Studio album by Rico Rodriguez
- Released: 1977 (UK, Int.)
- Recorded: May – September 1976; Joe Gibbs and Randy's Studios, Kingston, Jamaica, September 1976; "Africa" Island Hammersmith Studios, May 1976
- Genre: Reggae
- Label: Island, Blue Note, Top Ranking
- Producer: Karl Pitterson

Rico Rodriguez chronology
| Blow Your Horn (1969) | Man from Wareika (1977) | That Man Is Forward (1981) |

= Man from Wareika =

Man from Wareika was the first album recording for Rico Rodriguez led by his own artistic imagination, and his first recording created for album release. It is notable for being the only roots reggae album to be released on Blue Note Records.

After recording one track ("Africa") in London with engineer Dick Cuthell as a kind of demo for label owner Chris Blackwell - its arrangement is completely different in comparison to the rest of the album and contains flute and chorus - Rodriguez was offered a contract to record this album; and he could arrange to record in Jamaica.

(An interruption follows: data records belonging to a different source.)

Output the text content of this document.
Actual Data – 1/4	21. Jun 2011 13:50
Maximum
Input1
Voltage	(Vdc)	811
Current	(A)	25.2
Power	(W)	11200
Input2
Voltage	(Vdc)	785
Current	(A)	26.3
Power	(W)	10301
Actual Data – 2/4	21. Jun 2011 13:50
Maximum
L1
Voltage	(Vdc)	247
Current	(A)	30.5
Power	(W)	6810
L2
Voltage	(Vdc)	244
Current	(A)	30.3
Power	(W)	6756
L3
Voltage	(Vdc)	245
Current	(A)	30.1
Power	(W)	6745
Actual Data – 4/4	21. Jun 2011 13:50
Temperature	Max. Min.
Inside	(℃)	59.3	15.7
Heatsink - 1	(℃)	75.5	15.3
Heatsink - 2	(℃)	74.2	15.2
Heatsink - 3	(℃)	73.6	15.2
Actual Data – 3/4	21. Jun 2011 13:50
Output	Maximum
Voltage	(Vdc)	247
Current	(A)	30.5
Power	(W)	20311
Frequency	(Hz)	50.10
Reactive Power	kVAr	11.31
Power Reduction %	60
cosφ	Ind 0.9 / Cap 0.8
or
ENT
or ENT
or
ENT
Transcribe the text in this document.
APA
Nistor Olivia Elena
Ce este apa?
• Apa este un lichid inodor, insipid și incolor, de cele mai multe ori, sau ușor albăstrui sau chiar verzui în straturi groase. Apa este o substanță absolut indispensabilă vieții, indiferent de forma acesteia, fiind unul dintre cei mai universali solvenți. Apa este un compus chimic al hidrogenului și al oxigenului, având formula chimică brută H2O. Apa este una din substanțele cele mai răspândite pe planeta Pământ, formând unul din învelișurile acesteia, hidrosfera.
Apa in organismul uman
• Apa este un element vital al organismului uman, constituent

After 15 years Rodriguez returned for the first time to Jamaica. He had left the country in 1961 when he was already heavily involved in creating the then new ska sound. In 1976 he added something new to reggae music. A critic wrote in 1977 that the album "does not just reflect the current popular trends, but ... expresses in a definitive way the Jamaican music tradition."

The nine self-composed tracks on the album offer Jamaican rhythms with horn lines between a melodic use (e.g. on "This Day" and "Lumumba") and jazz; the latter helped to define something like a new genre, Jamaican jazz, transforming the experience from early ska days into 1970s roots reggae. Most of the songs remain in Rodriguez's live repertoire until today. Some have been re-recorded by other artists as well as by himself.

Professional ratings
Review scores
| Source | Rating |
| Imruh Caesar, 1977 | (not rated) |

==Track listing==
All compositions and arrangements by Rico Rodriguez

1. "This Day" – 4:14
2. "Ramble" – 4:11
3. "Lumumba" – 4:01
4. "Africa" – 4:36
5. "Man from Wareika" – 3:16
6. "Rasta" – 3:38
7. "Over the Mountain" – 3:14
8. "Gunga Din" – 3:53
9. "Dial Africa" – 3:22

==Personnel==
- Rico Rodriguez - trombone
- Viv "Talent" Hall - trumpet
- Bobby Ellis - trumpet
- Richard "Dirty Harry" Hall - tenor saxophone
- George Lee - tenor saxophone
- Herman Marquis - alto saxophone
- Ray Allen - alto saxophone
- Bernard "Touter" Harvey - keyboards
- Ansell Collins - keyboards
- Errol "Tarzan" Nelson - keyboards
- Karl Pitterson - lead guitar, keyboards, percussion
- Radcliffe "Duggie" Bryan - lead guitar
- Junior Hanson Marvin - lead guitar
- Lloyd Parks - rhythm guitar
- Ras Robbie Shakespeare - bass
- Sly Dunbar - drums
- Skully - wood drums
- Flick - fussy tambourine

- Personnel on "Africa"
- Rico Rodriguez - trombone
- Eddie "Tan Tan" Thornton - trumpet
- Keith Gemmell - tenor saxophone
- Tony Washington - keyboards
- Phillip Chen - rhythm guitar
- Bunny McKenzie - bass
- Jacko (Although it is very likely to be Carlton 'Carly' Barrett.) - drums
- Tony Utah - percussion
- Satch Dixon - percussion
- Ijahman - backing vocals
- Candy McKenzie - backing vocals

Recorded at Joe Gibbs Studios and Randy's Recording Studio, Kingston, Jamaica, September 1976.

Engineers: Karl Pitterson, Errol Thompson, Dick Cuthell, assisted by Flick.

"Africa" was recorded at Island Hammersmith Studios, May 1976 by Dick Cuthell.

All tracks mixed at Island Basing Street Studios by Karl Pitterson and Dick Cuthell, assisted by Kevin Dallimore.

Executive producer: Chris Blackwell

Cover illustration by Tony Wright.
Design by Eckford/Stimpson.

==Releases==
1977:
- LP: Island ILPS 9485 /UK
- LP: Blue Note BN LA819 H /US
- LP: Top Ranking no # /Jamaica
ca. late 1980s:
- CD: Mango /Island CID 9485 /UK
1999/2000:
- Vinyl Only /Island
2004:
- CD: Island Japan
2016:
- CD: Caroline International CAROLR049CD (Double CD featuring 'Man From Wareika' and 'Wareika Dub' with extra tracks.)
Man From Wareika was also remixed into a dub version, released as Warrika Dub (LP: Ghetto Rockers PRE 1), re-released 2004 in Japan on Island CD.